Nada es más ingenuo que comprar una mercancía porque el vendedor canta sus alabanzas. A pesar de ello, los noticieros, crema del entretenimiento más popular jamás inventado, frenaban en seco a países enteros y eran engullidos con avidez, como si se tratara de documentos de inapelable valor documental. Aunque la televisión ya no cumple ese rol vale el intento pensar cómo la imagen del mundo fue diseñada por mecanismos que la repetición naturalizó hasta convertirlos en invisibles. Atractivo de masas y factor de poder estratégico en una era ida, la televisión subsiste transmitiendo fotos de pinturas rupestres para un remanente de población rehén de la inercia. La nueva representación del mundo la imponen las redes sociales.

El pulso totalitario

El mundo libre no era libre sino más bien intensamente autoritario antes del surgimiento de la sociedad industrial digital. Internet lo convirtió en un colosal panóptico no anticipado por ninguna de las mentes más paranoides de la especie humana. Con la pandemia, el pulso totalitario global se aceleró exponencialmente. Mientras en la plaza desbordan las opciones para eludir la subordinación servil al ocasional burócrata y ganar autonomía -activo que místicos y románticos denominan libertad- en la torre las variantes de vigilancia se multiplican y hacen que los sistemas de control del pasado parezcan de cartón piedra.

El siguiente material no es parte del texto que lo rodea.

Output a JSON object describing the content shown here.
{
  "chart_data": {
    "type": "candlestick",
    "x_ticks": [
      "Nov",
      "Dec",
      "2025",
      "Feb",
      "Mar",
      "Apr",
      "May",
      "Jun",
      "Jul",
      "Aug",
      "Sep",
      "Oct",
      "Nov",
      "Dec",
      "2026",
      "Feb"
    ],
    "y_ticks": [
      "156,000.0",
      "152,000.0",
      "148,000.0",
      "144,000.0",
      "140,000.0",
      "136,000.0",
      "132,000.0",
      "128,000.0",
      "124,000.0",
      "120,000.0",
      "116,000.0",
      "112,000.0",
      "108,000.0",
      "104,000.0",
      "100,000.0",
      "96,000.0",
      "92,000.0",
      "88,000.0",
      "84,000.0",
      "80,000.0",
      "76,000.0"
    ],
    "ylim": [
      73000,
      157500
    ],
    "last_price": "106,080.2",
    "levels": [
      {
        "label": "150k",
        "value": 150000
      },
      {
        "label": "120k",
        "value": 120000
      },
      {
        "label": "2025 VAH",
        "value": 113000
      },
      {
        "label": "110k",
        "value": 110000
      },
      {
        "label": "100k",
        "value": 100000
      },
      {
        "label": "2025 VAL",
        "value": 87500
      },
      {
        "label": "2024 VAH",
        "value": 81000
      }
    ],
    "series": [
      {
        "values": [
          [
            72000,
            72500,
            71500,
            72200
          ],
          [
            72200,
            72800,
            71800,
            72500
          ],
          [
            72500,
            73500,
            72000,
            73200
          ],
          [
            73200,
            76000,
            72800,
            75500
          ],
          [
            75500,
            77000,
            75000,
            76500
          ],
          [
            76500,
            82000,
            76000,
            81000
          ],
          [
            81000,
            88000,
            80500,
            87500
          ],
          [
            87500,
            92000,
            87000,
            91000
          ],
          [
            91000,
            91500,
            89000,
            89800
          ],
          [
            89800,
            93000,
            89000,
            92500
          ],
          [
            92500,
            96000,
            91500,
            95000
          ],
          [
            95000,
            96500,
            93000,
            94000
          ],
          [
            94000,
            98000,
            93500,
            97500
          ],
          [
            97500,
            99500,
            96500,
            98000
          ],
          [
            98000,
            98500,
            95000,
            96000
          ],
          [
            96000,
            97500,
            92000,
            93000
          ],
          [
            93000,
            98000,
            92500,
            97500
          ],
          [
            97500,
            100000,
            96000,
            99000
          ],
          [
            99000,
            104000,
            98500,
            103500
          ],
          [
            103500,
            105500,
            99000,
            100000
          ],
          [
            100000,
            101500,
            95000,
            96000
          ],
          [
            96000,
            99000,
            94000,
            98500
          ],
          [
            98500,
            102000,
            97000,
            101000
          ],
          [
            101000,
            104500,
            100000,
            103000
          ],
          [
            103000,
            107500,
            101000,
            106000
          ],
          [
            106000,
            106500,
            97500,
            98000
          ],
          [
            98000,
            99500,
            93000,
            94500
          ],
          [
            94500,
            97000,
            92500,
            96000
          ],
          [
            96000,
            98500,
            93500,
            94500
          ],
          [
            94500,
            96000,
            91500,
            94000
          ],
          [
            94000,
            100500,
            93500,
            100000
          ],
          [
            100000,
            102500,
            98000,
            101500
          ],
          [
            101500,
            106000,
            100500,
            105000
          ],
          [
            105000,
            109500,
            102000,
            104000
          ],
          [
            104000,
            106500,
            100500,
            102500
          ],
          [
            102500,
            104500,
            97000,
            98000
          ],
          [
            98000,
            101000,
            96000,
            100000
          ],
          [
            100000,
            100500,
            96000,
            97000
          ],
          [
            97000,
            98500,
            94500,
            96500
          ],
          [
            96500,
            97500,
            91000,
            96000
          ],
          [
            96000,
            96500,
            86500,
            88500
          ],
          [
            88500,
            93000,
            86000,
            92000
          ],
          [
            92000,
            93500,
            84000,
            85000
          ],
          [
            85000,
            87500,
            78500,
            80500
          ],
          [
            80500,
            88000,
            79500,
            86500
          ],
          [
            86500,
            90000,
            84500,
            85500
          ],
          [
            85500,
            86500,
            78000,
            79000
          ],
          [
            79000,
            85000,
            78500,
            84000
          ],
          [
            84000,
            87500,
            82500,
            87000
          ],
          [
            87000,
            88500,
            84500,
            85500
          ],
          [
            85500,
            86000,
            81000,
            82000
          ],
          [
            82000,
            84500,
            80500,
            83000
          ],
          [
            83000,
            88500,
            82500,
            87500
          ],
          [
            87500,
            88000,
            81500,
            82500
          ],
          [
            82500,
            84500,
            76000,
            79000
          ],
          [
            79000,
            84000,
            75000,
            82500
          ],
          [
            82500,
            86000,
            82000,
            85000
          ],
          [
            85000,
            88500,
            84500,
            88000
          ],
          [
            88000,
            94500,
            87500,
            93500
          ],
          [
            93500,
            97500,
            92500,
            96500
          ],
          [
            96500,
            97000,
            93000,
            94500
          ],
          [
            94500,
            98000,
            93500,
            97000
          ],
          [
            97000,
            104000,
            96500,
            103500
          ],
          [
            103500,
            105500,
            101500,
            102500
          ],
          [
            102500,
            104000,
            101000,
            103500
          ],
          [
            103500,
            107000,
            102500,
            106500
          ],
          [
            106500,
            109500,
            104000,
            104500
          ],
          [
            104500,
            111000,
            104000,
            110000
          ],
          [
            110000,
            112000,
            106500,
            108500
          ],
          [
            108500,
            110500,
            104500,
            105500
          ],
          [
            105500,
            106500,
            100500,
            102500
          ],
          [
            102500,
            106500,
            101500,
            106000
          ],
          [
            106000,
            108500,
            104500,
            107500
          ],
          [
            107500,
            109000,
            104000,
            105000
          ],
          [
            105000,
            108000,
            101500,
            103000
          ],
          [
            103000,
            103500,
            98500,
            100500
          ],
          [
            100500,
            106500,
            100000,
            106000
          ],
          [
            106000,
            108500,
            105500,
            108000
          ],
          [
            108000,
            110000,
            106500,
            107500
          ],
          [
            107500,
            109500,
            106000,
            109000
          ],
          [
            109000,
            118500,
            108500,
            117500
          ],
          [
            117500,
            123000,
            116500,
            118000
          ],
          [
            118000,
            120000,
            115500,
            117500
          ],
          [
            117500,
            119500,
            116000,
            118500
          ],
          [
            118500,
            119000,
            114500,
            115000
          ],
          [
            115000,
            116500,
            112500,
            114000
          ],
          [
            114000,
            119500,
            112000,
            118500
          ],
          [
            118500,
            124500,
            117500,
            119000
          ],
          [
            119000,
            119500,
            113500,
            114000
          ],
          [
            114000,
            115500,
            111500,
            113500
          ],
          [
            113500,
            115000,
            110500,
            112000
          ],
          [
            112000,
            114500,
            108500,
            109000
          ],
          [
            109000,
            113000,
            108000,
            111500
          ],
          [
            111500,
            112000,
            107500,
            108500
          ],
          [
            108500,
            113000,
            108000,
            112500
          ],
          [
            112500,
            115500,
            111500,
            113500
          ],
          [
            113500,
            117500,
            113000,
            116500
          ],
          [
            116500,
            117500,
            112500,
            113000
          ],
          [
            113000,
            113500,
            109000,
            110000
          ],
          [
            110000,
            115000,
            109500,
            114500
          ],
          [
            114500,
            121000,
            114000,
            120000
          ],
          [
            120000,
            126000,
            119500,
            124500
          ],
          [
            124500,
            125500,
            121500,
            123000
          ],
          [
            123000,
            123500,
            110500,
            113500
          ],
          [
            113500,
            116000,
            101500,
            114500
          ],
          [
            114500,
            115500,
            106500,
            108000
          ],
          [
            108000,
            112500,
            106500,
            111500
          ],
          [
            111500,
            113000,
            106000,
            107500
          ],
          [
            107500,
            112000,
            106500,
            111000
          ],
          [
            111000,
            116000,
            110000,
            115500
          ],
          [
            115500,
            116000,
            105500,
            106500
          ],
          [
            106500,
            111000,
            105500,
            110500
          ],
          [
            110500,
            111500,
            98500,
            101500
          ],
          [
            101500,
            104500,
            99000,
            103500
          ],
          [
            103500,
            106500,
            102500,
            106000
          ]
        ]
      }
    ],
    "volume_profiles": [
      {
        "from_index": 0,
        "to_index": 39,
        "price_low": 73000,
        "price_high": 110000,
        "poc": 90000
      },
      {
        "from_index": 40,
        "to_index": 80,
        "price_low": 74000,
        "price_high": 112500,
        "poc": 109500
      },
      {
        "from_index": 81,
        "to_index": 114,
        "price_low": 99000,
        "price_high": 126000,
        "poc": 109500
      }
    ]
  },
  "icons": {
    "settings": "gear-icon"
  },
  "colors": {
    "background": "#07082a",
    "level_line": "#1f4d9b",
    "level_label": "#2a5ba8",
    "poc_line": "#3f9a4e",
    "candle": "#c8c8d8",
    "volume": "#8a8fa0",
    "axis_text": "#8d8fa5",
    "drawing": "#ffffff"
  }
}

¿Las redes sociales desatan el caos o proponen un orden diferente? ¿El ámbito digital, promueve el individualismo o es el mejor aliado de la reacción totalitaria a la amenaza de las cambiantes configuraciones demográficas? La digitalidad genera un efecto de reinscripción del concepto de comunicación en el espacio ideológico. Del átomo al bit y del Flowerpower al Tweetpower. Gobiernos y corporaciones abominan de la elusiva virtualidad. Su desesperación por controlarla a como dé lugar anuncia un futuro ominoso pero también auspicioso.

“Dirán que estoy haciendo un discurso elitista, que defiendo la ciudadela asediada de la alta cultura, o incluso que se la estoy prohibiendo al pueblo al objetar a quienes se erigen en sus portavoces con retribuciones desorbitadas y trenes de vida espeluznantes. De hecho, defiendo las condiciones necesarias para la producción y difusión de las creaciones más egregias de la humanidad”, afirma Bourdieu.